Eugenic policies were first implemented in the early 1900s in the United States.[26]
That is...during the Progressive Era.
Is this what you mean @Godstud?
Among institutions, the Catholic Church was an opponent of state-enforced sterilizations.[45] Attempts by the Eugenics Education Society to persuade the British government to legalize voluntary sterilization were opposed by Catholics and by the Labour Party.[46] The American Eugenics Society initially gained some Catholic supporters, but Catholic support declined following the 1930 papal encyclical Casti connubii.[24] In this, Pope Pius XI explicitly condemned sterilization laws: "Public magistrates have no direct power over the bodies of their subjects; therefore, where no crime has taken place and there is no cause present for grave punishment, they can never directly harm, or tamper with the integrity of the body, either for the reasons of eugenics or for any other reason."[47]
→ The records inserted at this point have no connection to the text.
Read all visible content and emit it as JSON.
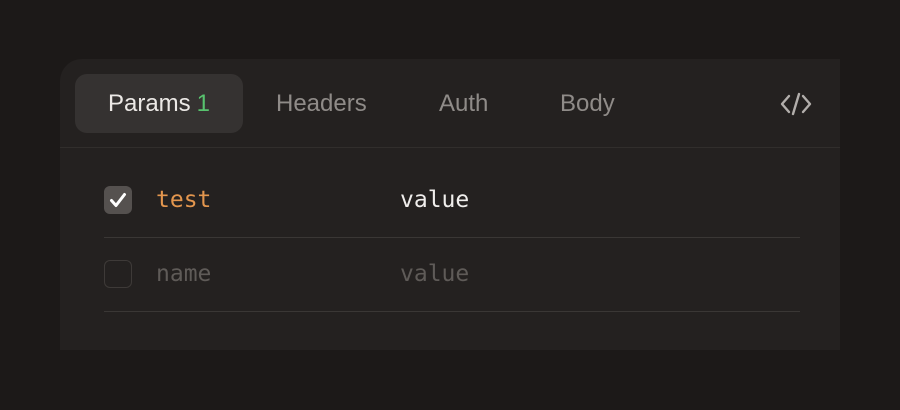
{
  "tabs": {
    "params_label": "Params",
    "params_count": "1",
    "headers_label": "Headers",
    "auth_label": "Auth",
    "body_label": "Body"
  },
  "code_button": {
    "icon": "code-icon"
  },
  "params": [
    {
      "enabled": true,
      "key": "test",
      "value": "value"
    },
    {
      "enabled": false,
      "key_placeholder": "name",
      "value_placeholder": "value"
    }
  ],
  "colors": {
    "background": "#1c1918",
    "panel": "#242120",
    "active_tab": "#353231",
    "count_green": "#58c26e",
    "key_orange": "#e3964e",
    "placeholder": "#5f5b58"
  }
}
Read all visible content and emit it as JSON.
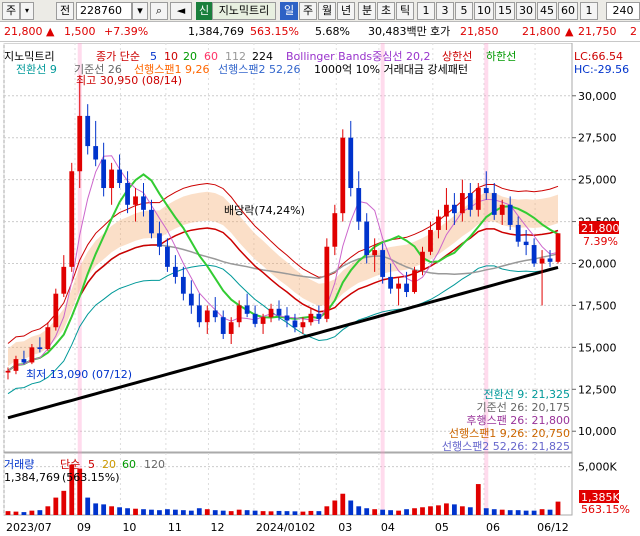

Catholics! Right wingers! Catholics! Right wingers! It was primarily religious people who opposed the Eugenics of the Progressive Era.
The scientific reputation of eugenics started to decline in the 1930s, a time when Ernst Rüdin used eugenics as a justification for the racial policies of Nazi Germany. Adolf Hitler had praised and incorporated eugenic ideas in Mein Kampf in 1925 and emulated eugenic legislation for the sterilization of "defectives" that had been pioneered in the United States once he took power.[50]
Hitler was modelling Progressivism.
China maintained its one-child policy until 2015 as well as a suite of other eugenics based legislation to reduce population size and manage fertility rates of different populations.
Oh, those right wing communists...
Godstud wrote:Fields got a fair trial. You are just too much of a Nazi-lover to accept it as such.
Fields was mentally ill. He should not have been free and unsupervised in the first place. We simply need to move back to a time when society--led by progressives--committed mental defectives to mental institutions. Their overweening sense of guilt for the Holocaust has led to today's homeless crisis, consisting primarily of the mentally ill and alcohol and drug addicted. Prison and non-hygienic homelessness are not better alternatives.
"We have put together the most extensive and inclusive voter fraud organization in the history of American politics."